I hope people will be more sympathetic to you in a context where you don’t excel than you are to people who don’t live up to your expectations.
I’ve fat-fingered a spell or two while playing on my phone. Hit the wrong troop, then hit cast while trying to back out. There’s always going to be a point where it’s too late to take it back, but I don’t see why the interval between pushing cast and selecting a target would be less reasonable than between picking a troop and hitting cast.
But perhaps you’d like to suggest that the cast screen be removed entirely, with spells being cast the moment you select a troop, so that players are required to memorize what all the spells do, and keep track of the relevant numbers outside the game. It would speed up battles a little for hardcore players, make things a little more convenient for them. But that’s an argument against it, isn’t it? You seem awfully opposed to convenience.

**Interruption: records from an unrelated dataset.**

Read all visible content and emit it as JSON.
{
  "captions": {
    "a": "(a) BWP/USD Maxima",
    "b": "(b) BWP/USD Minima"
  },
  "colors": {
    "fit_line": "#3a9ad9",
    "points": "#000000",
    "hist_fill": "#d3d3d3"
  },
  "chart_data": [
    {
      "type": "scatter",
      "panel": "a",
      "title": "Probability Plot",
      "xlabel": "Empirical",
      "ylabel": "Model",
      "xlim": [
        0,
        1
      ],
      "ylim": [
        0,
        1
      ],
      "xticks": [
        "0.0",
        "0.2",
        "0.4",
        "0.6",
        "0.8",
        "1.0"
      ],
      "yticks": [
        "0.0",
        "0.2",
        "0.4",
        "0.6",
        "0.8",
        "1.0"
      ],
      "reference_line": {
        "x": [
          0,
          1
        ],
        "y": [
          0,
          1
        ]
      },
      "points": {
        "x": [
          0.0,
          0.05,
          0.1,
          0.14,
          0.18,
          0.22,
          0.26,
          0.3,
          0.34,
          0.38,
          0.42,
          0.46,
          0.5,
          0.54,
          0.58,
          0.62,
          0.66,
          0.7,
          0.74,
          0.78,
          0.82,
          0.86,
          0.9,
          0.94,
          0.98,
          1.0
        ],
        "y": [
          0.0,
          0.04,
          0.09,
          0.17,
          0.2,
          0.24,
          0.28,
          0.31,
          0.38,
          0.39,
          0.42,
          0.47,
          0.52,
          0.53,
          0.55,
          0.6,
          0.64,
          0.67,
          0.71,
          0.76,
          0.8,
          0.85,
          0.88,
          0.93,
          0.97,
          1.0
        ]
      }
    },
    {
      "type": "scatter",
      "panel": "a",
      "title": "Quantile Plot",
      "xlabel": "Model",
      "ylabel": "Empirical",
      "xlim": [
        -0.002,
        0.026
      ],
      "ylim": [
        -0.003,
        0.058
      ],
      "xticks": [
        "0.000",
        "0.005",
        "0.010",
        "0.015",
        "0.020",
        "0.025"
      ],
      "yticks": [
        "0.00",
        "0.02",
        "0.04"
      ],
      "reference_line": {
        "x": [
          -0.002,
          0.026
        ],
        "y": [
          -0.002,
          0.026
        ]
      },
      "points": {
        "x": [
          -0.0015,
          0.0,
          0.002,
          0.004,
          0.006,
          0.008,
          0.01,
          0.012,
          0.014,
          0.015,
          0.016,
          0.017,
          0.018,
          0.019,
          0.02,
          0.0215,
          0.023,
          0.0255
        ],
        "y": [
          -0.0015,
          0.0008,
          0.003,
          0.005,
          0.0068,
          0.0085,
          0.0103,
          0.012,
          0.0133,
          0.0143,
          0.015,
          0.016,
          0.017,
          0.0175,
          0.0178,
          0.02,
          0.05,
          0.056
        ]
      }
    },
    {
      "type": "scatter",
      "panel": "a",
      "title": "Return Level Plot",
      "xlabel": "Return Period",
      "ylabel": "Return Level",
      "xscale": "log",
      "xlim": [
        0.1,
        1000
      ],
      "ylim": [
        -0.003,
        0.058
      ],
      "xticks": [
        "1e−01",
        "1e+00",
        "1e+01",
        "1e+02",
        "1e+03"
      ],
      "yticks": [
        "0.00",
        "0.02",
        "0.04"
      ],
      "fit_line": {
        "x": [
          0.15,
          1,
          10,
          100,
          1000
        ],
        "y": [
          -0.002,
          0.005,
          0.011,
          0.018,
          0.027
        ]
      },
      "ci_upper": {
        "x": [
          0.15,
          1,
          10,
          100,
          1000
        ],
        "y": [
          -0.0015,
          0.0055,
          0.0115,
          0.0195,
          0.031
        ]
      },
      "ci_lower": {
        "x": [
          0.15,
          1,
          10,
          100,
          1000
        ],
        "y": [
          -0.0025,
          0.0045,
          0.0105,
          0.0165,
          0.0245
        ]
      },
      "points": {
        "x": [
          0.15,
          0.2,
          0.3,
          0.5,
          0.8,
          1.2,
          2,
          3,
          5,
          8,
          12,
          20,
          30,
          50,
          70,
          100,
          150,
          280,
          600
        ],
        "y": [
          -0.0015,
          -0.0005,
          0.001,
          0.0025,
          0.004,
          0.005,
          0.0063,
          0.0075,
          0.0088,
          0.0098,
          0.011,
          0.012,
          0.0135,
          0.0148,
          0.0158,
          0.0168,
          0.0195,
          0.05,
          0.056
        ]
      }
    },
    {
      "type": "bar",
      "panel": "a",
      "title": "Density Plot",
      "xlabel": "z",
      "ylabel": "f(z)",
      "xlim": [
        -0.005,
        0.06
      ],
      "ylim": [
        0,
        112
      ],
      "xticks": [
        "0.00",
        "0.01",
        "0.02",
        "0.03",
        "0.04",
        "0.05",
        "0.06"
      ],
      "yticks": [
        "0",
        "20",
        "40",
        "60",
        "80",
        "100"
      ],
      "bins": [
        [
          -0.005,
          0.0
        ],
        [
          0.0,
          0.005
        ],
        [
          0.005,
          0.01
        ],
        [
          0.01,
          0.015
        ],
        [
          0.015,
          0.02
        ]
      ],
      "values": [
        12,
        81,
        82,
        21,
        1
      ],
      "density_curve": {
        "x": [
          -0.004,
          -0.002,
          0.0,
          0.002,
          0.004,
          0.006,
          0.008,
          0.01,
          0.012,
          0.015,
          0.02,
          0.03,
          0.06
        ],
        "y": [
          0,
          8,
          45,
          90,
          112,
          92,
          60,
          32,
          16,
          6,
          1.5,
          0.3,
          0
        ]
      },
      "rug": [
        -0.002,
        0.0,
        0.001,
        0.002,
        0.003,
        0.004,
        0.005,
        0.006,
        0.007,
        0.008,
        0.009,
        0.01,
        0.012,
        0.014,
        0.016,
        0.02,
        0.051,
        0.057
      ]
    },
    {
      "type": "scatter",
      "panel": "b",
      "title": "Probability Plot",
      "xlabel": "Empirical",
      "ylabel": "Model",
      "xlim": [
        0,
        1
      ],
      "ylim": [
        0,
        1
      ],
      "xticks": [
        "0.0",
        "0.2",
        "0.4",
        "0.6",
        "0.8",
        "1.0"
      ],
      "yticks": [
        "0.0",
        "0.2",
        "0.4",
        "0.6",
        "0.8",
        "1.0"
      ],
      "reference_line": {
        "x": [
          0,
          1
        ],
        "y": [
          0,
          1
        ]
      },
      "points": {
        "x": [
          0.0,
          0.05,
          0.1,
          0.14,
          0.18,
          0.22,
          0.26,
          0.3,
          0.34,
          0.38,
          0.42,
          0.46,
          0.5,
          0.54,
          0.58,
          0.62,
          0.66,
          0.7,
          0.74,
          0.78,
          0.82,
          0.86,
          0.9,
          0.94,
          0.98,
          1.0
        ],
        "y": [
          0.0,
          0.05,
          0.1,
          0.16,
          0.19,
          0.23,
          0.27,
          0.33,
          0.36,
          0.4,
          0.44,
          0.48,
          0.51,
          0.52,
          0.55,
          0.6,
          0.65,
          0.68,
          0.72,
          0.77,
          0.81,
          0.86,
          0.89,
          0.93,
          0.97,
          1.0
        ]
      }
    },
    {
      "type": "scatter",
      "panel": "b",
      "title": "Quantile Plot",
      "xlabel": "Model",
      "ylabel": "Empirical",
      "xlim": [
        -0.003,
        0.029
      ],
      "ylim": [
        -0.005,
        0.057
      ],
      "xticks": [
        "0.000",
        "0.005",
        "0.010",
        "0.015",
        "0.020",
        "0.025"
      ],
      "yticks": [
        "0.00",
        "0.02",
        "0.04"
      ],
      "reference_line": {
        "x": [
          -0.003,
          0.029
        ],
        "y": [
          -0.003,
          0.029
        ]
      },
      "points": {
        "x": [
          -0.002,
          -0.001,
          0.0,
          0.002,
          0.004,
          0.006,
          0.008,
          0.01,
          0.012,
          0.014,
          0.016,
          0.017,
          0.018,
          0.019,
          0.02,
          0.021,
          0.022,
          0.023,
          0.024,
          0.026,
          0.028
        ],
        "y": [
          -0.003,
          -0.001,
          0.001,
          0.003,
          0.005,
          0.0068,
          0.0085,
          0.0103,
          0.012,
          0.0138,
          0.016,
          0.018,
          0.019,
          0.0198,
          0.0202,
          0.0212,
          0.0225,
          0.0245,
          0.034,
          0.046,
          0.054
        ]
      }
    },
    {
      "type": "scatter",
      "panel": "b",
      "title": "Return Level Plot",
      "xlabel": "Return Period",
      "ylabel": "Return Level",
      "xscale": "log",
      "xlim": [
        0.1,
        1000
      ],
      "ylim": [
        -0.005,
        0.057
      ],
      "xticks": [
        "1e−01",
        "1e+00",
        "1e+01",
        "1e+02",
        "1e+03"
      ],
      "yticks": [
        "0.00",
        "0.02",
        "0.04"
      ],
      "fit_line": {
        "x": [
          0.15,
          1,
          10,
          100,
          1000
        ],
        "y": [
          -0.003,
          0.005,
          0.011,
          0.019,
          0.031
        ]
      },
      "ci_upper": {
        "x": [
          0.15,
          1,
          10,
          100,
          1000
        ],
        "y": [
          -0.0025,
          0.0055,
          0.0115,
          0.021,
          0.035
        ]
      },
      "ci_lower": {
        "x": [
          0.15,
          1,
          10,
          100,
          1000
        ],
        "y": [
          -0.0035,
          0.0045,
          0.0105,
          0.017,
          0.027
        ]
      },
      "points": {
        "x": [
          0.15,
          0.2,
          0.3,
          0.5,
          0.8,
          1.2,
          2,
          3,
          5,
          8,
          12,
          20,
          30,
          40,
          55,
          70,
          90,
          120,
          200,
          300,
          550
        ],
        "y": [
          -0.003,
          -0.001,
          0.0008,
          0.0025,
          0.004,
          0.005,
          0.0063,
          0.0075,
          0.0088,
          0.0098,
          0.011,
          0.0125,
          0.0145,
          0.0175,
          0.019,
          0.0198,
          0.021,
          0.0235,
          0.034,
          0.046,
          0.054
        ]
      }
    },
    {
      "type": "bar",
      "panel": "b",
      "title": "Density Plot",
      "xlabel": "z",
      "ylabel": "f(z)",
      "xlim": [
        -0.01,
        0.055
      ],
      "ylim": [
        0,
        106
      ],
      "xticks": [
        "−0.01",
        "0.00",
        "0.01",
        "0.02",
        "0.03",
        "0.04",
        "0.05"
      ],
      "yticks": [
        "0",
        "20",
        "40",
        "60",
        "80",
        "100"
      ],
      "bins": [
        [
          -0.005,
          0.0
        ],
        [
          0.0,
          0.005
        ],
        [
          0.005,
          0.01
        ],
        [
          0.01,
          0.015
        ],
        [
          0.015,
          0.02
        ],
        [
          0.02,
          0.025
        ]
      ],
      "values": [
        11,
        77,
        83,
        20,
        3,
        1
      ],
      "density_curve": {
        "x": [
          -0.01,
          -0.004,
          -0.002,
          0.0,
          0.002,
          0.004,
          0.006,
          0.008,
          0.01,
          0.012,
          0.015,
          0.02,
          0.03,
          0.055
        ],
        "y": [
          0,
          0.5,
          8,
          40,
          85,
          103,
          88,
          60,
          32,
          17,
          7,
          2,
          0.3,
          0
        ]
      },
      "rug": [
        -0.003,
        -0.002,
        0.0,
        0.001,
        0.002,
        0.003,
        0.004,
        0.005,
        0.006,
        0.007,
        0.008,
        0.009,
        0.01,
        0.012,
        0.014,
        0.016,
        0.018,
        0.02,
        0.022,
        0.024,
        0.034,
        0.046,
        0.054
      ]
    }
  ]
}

Part of game design is determining which skills you actually want to affect the player’s performance, and which shouldn’t be relevant. This isn’t a game that revolves around manual dexterity or reaction time. It doesn’t require the player to memorize abilities, or do a lot of math. The game provides that information, even during battles. Allowing players to back out of spell before selecting a target isn’t going to make them win games they’re not otherwise prepared or skillful enough to win. It just removes a little frustration, and minimizing frustration is one of the key components of interface design.